11 Penjahat Tewas Ditembak Polisi

Siti Yona Hukmana    •    Jumat, 13 Jul 2018 16:14 WIB
kriminalitas jalanan
11 Penjahat Tewas Ditembak Polisi
Kabid Humas Polda Metro Jaya Kombes Raden Prabowo Argo Yuwono. Foto: Medcom.id/Siti Yona Humana

Jakarta: Ditreskrimum Polda Metro Jaya meringkus 1.484 penjahat dalam sepekan.
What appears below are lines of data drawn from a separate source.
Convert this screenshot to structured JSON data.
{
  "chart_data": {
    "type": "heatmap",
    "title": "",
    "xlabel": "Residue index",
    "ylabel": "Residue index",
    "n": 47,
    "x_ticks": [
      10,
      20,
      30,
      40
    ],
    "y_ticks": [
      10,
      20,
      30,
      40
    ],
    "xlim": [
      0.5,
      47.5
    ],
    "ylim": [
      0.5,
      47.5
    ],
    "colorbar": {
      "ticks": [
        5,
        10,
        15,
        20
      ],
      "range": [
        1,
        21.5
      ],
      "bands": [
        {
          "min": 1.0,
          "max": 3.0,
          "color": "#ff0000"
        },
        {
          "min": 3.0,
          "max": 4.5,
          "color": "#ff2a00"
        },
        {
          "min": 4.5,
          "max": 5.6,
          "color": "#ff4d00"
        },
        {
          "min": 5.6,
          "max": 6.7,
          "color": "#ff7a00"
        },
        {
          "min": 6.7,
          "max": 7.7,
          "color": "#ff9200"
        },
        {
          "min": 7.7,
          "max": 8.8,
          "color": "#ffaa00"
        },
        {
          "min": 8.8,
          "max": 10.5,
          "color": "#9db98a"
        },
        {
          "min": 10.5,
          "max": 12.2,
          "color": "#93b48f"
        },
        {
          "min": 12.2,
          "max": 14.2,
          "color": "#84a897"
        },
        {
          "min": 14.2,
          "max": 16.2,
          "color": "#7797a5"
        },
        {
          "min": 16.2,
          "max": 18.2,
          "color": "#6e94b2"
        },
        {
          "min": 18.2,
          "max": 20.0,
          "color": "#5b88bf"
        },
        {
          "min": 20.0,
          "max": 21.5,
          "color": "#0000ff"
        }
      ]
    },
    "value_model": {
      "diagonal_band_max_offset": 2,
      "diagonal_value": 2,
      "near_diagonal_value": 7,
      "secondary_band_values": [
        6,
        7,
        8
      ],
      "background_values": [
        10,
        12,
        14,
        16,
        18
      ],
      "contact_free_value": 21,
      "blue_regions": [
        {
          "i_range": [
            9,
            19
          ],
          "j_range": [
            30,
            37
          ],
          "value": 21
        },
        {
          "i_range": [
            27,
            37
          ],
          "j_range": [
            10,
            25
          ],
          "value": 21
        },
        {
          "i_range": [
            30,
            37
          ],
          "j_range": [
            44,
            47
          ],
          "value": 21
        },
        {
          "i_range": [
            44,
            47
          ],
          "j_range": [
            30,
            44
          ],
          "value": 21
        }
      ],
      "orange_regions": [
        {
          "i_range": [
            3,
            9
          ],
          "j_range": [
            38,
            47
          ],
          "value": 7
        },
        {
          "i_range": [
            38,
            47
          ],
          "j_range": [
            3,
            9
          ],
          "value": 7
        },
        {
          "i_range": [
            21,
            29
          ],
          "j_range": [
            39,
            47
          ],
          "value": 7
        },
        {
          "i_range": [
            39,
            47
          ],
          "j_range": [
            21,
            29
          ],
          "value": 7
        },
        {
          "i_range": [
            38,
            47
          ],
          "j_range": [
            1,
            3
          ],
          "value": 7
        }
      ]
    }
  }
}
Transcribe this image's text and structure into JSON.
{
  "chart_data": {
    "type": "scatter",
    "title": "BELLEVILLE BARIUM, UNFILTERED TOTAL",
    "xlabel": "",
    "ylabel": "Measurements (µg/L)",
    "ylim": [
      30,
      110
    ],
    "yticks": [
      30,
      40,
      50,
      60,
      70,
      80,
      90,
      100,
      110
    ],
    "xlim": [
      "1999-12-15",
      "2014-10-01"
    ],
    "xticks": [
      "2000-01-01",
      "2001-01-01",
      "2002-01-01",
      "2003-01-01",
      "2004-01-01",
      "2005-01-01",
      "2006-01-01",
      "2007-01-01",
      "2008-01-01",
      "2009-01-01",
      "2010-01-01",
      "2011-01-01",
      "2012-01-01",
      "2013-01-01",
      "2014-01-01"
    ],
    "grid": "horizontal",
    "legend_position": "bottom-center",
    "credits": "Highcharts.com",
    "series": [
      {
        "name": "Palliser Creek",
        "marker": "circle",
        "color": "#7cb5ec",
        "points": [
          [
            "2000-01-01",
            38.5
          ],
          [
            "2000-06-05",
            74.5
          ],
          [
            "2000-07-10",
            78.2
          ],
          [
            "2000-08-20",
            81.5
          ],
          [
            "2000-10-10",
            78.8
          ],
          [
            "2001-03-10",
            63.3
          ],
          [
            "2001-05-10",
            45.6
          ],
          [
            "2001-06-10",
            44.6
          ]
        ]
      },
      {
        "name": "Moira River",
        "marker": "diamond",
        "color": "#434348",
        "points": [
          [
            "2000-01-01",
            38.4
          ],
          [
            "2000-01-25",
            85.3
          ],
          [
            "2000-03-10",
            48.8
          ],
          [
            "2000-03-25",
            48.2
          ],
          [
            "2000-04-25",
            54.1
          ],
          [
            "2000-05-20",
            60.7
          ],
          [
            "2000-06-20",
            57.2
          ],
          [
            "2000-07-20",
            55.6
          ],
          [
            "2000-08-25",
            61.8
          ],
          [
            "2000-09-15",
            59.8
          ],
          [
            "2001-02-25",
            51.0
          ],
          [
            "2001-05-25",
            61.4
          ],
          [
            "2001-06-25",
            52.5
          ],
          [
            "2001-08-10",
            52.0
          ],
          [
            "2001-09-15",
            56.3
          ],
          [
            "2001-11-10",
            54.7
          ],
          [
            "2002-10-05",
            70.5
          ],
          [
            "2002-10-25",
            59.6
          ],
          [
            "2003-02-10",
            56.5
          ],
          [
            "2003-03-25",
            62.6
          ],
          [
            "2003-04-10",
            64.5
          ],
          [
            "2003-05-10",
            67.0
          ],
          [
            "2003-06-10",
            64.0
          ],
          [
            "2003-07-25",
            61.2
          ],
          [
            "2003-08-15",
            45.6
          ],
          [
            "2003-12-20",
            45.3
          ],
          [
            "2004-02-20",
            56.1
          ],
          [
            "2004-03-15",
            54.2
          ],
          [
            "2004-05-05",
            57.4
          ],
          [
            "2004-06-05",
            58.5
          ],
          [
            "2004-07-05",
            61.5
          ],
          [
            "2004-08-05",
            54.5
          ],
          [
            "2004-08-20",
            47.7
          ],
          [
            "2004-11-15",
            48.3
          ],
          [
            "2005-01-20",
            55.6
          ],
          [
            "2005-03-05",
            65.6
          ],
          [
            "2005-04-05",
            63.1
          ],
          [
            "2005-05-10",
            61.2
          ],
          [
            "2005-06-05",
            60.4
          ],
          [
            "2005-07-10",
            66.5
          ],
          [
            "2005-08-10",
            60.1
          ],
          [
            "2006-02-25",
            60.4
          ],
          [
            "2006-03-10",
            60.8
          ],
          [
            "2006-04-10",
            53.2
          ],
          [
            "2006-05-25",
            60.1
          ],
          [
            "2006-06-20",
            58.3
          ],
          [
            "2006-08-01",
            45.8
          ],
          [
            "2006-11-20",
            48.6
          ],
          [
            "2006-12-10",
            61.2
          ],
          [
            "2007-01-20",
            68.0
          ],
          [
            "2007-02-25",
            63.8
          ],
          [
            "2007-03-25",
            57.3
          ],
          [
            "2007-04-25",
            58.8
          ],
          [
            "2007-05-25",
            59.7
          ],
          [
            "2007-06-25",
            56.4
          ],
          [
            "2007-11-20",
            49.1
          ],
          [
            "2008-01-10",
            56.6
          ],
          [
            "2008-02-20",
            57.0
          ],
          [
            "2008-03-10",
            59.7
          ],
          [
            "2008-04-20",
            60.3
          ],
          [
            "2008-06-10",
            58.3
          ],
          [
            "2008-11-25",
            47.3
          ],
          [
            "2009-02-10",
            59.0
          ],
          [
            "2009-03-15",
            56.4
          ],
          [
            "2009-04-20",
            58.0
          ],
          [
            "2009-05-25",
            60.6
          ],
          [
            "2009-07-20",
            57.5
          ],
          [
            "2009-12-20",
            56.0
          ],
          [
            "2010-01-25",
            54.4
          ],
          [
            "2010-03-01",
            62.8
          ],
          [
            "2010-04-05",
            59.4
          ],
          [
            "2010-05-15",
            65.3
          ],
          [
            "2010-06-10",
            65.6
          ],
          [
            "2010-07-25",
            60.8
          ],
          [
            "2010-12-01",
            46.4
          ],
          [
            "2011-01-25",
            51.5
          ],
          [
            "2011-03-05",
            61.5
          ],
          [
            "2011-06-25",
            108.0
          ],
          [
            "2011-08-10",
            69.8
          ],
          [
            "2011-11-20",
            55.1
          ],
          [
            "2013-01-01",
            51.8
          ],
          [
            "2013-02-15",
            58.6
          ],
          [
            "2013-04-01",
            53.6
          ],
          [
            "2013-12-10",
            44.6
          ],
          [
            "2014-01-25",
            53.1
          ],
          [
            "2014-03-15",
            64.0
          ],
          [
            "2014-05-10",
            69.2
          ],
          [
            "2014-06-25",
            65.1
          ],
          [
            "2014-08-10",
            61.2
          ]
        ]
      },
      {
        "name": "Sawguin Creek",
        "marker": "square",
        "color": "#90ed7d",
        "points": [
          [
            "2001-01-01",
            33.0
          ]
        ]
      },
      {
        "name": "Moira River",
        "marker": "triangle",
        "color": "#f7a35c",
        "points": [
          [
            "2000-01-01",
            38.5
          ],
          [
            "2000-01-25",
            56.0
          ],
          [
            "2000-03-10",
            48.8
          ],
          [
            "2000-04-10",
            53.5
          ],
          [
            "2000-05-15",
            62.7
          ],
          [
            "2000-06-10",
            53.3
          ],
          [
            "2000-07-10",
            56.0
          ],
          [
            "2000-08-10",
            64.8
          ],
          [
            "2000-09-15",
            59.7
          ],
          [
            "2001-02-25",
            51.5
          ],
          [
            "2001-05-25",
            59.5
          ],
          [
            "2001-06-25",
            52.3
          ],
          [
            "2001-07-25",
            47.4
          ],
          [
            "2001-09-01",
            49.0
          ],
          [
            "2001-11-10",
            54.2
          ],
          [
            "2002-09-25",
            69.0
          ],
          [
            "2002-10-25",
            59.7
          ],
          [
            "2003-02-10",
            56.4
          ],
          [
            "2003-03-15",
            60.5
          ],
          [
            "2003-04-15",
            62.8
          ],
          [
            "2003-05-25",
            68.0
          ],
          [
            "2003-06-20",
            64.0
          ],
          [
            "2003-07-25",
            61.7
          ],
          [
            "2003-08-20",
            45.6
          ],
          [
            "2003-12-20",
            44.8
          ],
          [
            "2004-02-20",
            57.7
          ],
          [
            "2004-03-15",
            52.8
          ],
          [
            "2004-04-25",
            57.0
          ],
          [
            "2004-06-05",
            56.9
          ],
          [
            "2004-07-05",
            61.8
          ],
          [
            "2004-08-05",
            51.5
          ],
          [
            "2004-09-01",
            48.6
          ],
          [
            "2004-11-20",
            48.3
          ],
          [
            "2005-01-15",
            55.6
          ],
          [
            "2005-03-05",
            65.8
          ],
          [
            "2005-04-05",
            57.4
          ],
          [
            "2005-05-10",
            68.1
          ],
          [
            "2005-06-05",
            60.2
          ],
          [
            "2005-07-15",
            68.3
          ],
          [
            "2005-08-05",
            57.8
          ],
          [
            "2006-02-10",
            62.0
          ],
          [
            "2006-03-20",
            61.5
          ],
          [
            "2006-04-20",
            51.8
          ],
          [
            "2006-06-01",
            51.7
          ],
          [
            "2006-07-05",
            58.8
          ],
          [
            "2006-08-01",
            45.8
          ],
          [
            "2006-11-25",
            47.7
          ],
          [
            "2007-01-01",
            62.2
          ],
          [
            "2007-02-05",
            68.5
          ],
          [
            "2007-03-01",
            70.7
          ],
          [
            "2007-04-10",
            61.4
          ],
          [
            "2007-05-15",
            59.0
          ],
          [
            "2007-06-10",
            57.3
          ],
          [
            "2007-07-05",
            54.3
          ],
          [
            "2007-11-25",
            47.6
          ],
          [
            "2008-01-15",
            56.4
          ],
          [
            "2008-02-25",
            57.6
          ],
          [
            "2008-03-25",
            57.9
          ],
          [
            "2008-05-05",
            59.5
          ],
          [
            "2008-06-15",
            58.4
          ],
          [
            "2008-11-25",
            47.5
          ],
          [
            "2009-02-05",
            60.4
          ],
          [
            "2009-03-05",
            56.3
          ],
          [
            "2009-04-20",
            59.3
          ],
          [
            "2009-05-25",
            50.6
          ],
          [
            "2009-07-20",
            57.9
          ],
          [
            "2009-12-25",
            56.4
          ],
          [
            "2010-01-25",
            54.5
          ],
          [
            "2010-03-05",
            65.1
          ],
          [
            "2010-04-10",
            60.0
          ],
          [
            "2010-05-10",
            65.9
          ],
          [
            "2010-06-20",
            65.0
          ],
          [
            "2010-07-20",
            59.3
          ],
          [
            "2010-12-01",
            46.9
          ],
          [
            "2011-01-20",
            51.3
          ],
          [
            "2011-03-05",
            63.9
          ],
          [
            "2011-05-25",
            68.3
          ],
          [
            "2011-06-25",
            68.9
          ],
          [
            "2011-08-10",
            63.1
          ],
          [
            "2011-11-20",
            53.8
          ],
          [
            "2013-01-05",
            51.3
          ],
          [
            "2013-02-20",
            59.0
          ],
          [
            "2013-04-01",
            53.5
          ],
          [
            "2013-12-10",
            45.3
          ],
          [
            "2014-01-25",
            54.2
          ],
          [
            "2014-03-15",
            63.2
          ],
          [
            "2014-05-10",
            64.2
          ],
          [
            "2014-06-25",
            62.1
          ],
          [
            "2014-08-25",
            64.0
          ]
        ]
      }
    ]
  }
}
Yaitu, 6 Juli hingga 12 Juli 2018.

Kabid Humas Polda Metro Jaya Kombes Argo Yuwono menyebut 11 orang tewas saat dilakukan penangkapan oleh petugas kepolisian.

"Sebanyak 11 orang ini kita lakukan tindakan tegas dan terukur karena dia membahayakan petugas dan korban," kata Argo di Mapolda Metro Jaya, Jalan Jenderal Sudirman, Senayan, Jakarta Selatan, Jumat, 13 Juli 2018.

Argo menambahkan 1.484 orang itu terindikasi dari 532 kasus kejahatan di beberapa wilayah. Di antaranya, Jakarta Pusat, Jakarta Utara, Jakarta Barat, Jakarta Selatan, Jakarta Timur, Tangerang Kota, Bekasi Kota, Depok, Tangerang Selatan, Tanjung Priok dan Bandara Soetta.

"Kasusnya, ada jambret, begal, penucurian rumah kosong (rusong), penganiayaan dan curian motor (curanmor)," ungkap Argo.

Baca: Narkoba Mengakselerasi Tindakan Kriminal

Dia melanjutkan dari 1.484 yang diamankan, sebanyak 247 orang dilakukan penahanan. Sementara lainnya dilakukan pembinaan. "Setelah diamankan, kita melakukan penyidikan kita pilah-pilah mana yang ada unsur pidananya begitu. Nah, 247 ada unsur pidananya namun 1.237 dibina karena tidak terdapat unsur pidana," terangnya.

Sebanyak 1.237 ini, kata dia, hanya selaku menakut-nakuti masyarakat. Maka, Argo akan menyerahkan ke Dinas Sosial (Dinsos) untuk dilakukan pembinaan.

"Kita berikan kepada Dinas Sosial, yang KTP-nya eggak punya, kemudian juga tempat tinggalnya enggak jelas. Kita serahkan  kepada Dinsos untuk dilakukan tindak lanjut," beber Argo.

Penangkapan ribuan penjahat ini dilakukan dalam operasi kewilayahan mandiri Polda Metro Jaya. Ia mengapresiasi semua jajaran yang telah bertugas dengan baik.

"Jadi dari Polda Metro Jaya, terutama pak Kapolda (Irjen Pol Idham Azis) mengapresiasi kepada polres jajaran dari rektorat reserse umum yang telah melakukan kegiatan operasi ini," pungkasnya.